Nonsteroidal Anti-Inflammatory Drugs (NSAIDs)
Another type of over-the-counter medication used to treat children are nonsteroidal anti-inflammatory drugs (NSAIDs). These are usually administered to reduce mild pain caused by a headache, tooth ache, ear infection or muscle soreness. Sometimes NSAIDs can also be used in treating a high fever.
Different forms of NSAIDs include ibuprofen and Tylenol. Although aspirin is an NSAID used by many adults, it is not recommended for adolescents under the age of 16. Even though NSAIDs can be purchased from a pharmacy without a doctor’s prescription, they can still cause serious harm if used incorrectly. For instance, if you administer too much or combine medications, your child may experience any number of health complications. Some side effects are normal and go away within a matter of hours such as stomach pain, headache, nausea and loss of appetite.

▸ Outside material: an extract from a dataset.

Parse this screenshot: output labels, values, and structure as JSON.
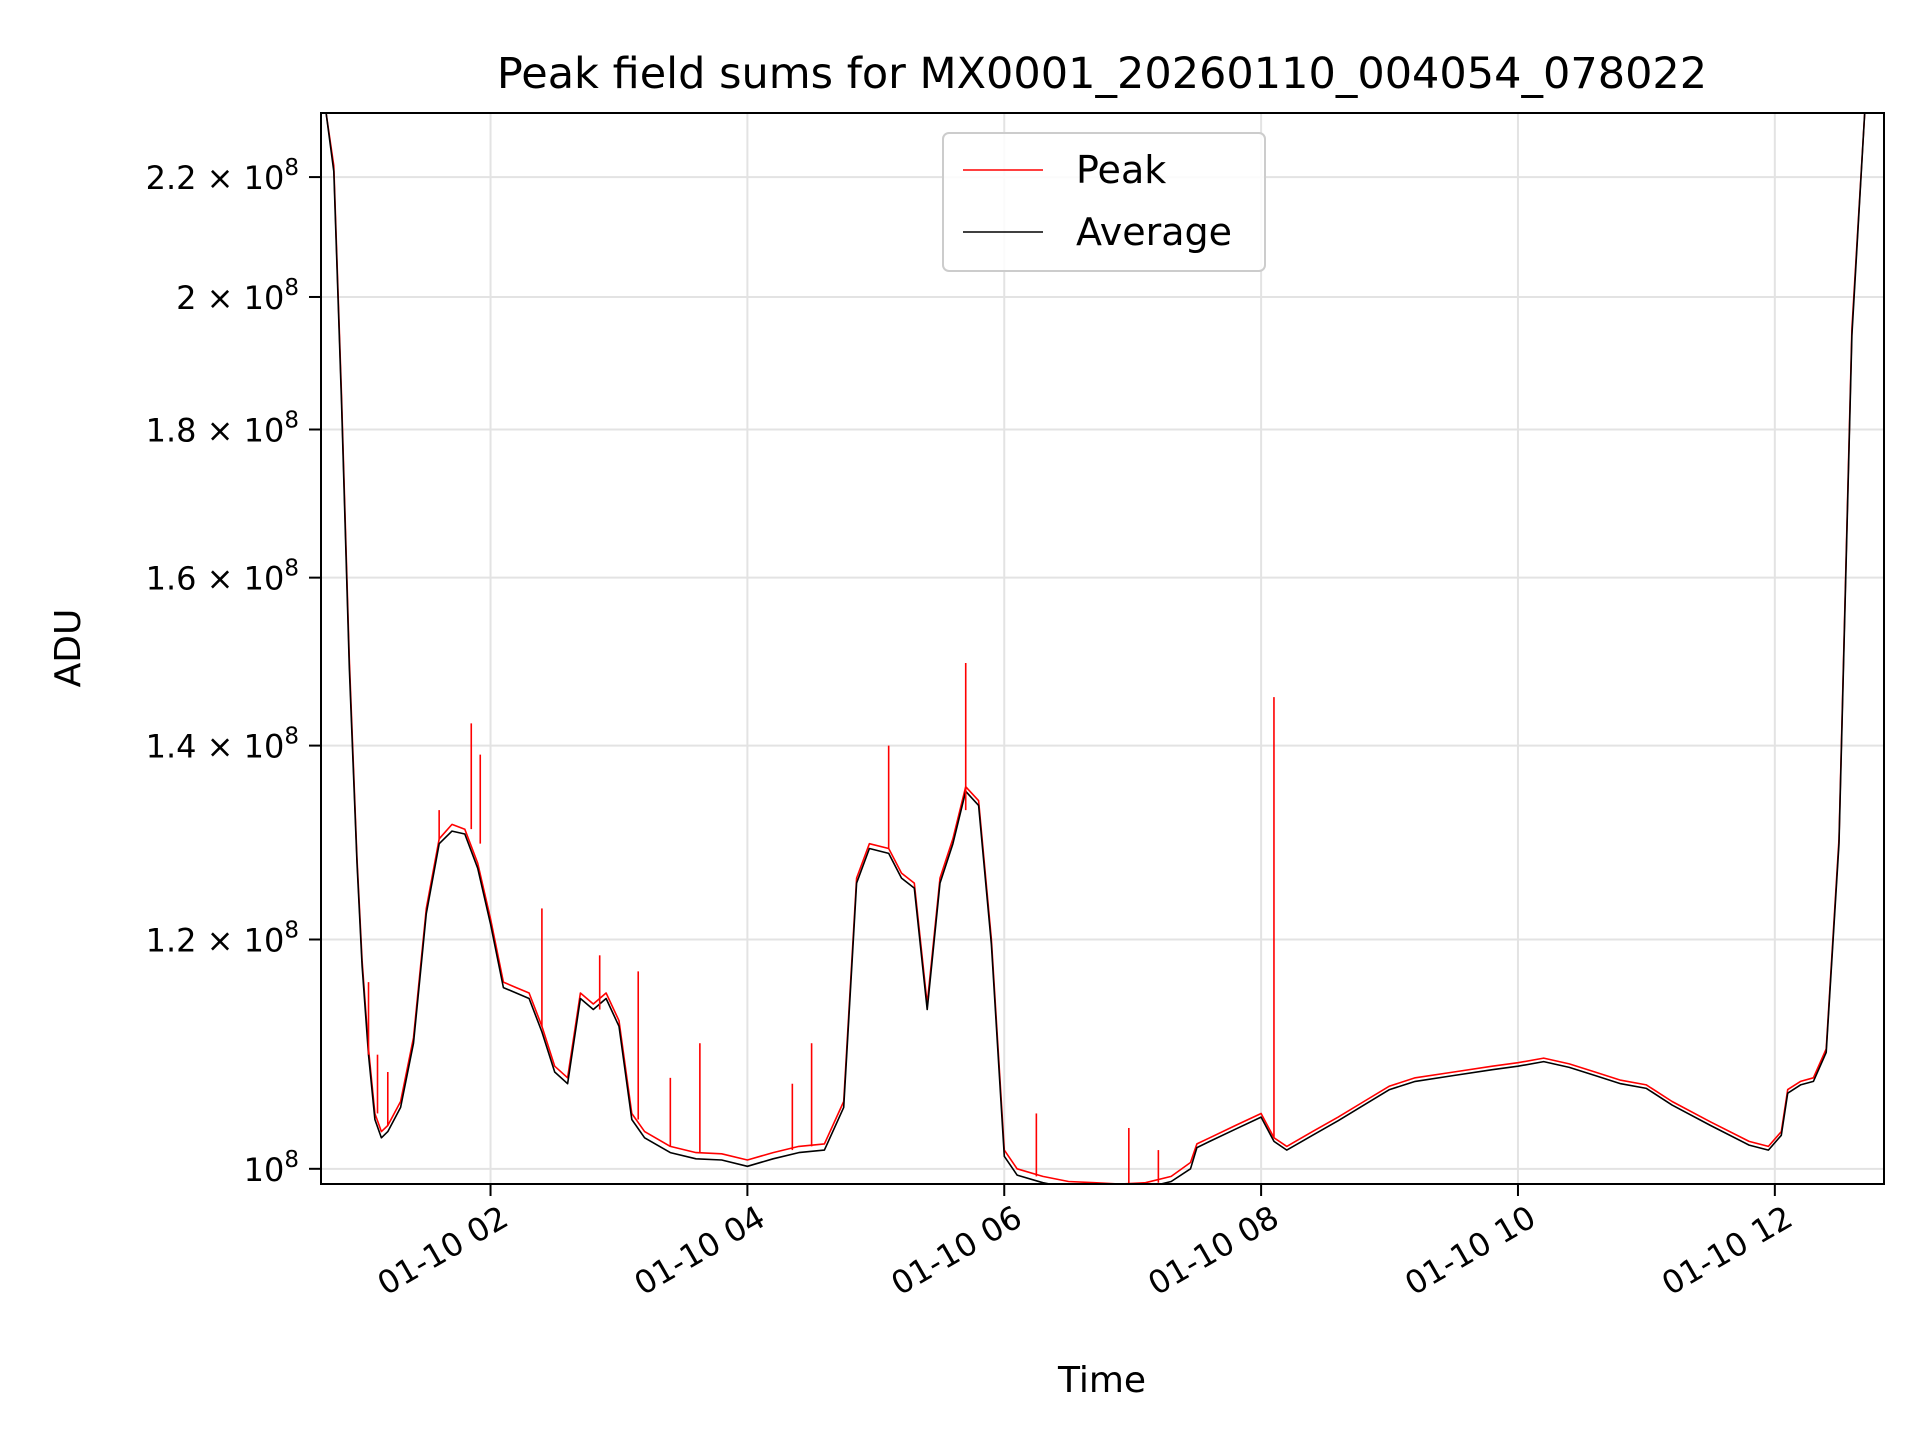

However, side effects that require immediate medical attention include skin rash, bloody urine, unusual bleeding or bruising, and yellowing of the eyes or skin.
NSAIDs are not intended for long-term use. If your child’s condition worsens or does not get better within a few days, you should make an appointment with their physician to get it checked out.
Type 1 Diabetes Medications
Type 1 diabetes is normally diagnosed in children and young adults. Medication and proper diet are used to help manage this condition so patients can live a normal life. Treatment may also include blood sugar monitoring and injections to make sure your child’s insulin levels are kept in check. Check with your child’s physician or diabetes educator about the best treatment plan for their health.
There are different types of medications that can help better control type 1 diabetes in children. Type 1 diabetes drugs may include pramlintide, high blood pressure medications and cholesterol-lowering drugs. While these are very effective in helping to treat type 1 diabetes, they can also come with various risk factors. For example, pramlintide’s minor side effects are nausea, tiredness and stomach pain. Though uncommon, dangerous side effects include blurred vision, seizures, puffiness around face, slurred speech and difficulty swallowing.
To avoid the dangerous health complications associated with type 1 diabetes, stay on top of your child’s treatment plan. Schedule regular follow-up doctor appointments and discuss any changes you may have noticed. Depending on your child’s reaction to the medicine, their physician may lower the dosage or prescribe a new drug.
Talcum powder, also known as baby powder, is often used to treat or prevent rashes in infants and young children. While this product can help to soothe and cool irritated skin, baby powder that contains talcum can actually put your child’s health at risk. If inhaled, this cosmetic can lead to talcum powder poisoning or cause respiratory problems in infants and young children. Symptoms of talcum powder poisoning can include:
- Throat irritation
- Eye irritation
- Decreased urination
- Blistered and/or blue skin
Exercise caution if you are using talcum-based baby powders around children. If you use a baby powder product that contains talcum, consider switching to a talc-free alternative.